Mike,
I consider this issue you raised as very complex. I think for all practical purposes it would have to be considered a synthetic truth. In my view analytic truths can only be confirmed to exist for language (i.e., formal system). For example, x=1 necessarily implies that 1=x by the definition (basic set of algebraic axioms). This is a language game (algebra) and this example is analytic.
"I exist" or "I think" is a reference to me, and it is not "I" (i.e., the letter I) that is said to exist or think, rather it is I (the actual person being referenced by "I") that exists and thinks. However, how can language be said to dictate or restrict the state of anything that exists given our knowledge of language as a tool?
Rather, things that are referenced are only identified by language, and therefore they cannot be considered true by definition (i.e., true as a matter of language), but true as a matter of brute fact. Brute facts don't necessarily have to be limited by language. Rather, we expect language to be limited by brute facts.

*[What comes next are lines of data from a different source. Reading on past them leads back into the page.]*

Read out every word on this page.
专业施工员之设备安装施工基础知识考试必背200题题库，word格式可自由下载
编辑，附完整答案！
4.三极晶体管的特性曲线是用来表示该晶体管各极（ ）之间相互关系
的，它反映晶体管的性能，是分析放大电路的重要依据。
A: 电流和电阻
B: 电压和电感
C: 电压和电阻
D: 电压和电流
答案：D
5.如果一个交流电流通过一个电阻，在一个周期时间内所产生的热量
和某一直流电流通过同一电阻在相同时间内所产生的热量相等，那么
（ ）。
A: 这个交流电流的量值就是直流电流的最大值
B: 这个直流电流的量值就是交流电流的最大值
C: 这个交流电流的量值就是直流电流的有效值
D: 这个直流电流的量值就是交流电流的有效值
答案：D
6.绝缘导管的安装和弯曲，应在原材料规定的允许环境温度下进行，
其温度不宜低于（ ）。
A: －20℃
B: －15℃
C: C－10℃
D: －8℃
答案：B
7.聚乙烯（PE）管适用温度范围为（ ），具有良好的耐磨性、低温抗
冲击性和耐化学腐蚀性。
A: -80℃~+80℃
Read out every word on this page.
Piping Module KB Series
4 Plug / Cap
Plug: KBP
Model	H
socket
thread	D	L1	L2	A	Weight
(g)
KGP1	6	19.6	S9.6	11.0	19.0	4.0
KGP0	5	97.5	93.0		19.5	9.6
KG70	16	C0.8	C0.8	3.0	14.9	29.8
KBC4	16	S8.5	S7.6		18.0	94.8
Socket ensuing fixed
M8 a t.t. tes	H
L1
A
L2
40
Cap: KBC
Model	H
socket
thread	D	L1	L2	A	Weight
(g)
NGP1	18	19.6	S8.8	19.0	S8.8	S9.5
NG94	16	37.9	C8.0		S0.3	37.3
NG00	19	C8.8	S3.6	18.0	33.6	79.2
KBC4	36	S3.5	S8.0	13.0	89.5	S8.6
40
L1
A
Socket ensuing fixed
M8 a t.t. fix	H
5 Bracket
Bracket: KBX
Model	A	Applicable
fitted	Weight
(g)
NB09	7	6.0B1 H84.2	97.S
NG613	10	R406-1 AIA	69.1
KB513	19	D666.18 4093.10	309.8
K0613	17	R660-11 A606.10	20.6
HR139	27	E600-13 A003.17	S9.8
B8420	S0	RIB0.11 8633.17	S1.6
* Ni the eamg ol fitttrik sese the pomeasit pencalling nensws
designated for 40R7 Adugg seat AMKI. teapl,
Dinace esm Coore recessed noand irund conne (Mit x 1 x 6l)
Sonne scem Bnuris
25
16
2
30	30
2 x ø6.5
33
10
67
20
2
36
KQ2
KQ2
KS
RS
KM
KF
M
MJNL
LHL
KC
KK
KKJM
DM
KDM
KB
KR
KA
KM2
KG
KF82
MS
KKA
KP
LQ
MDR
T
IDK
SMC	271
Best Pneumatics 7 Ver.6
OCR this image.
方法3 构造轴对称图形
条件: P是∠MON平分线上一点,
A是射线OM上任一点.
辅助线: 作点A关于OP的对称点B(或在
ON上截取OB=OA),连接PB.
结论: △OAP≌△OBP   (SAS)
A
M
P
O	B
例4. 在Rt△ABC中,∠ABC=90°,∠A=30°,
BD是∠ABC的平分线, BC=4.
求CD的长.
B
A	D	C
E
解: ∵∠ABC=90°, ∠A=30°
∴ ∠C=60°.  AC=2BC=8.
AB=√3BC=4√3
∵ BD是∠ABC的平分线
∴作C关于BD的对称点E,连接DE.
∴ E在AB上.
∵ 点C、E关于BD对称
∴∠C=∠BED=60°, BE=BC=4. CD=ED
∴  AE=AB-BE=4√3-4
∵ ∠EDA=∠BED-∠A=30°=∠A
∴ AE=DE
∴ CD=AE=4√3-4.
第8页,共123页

The complexity comes in if we consider a base formal system (God) that may require the universe (brute facts) to exist. God as a 'language' would define certain events (e.g., the big bang) and as an analytical consequence other events also necessarily exist because God exists. In this case, "I exist" and "I think" could be analytical truths given the existence of the base formal system (God). Even still, for all practical purposes we cannot consider "I exist" or "I think" to be analytical truths (even *if* they really are) since we lack the knowledge to prove all this as the case (e.g., maybe the Universe is not so formal). If we had all knowledge, then maybe we would consider these to be analytical truths.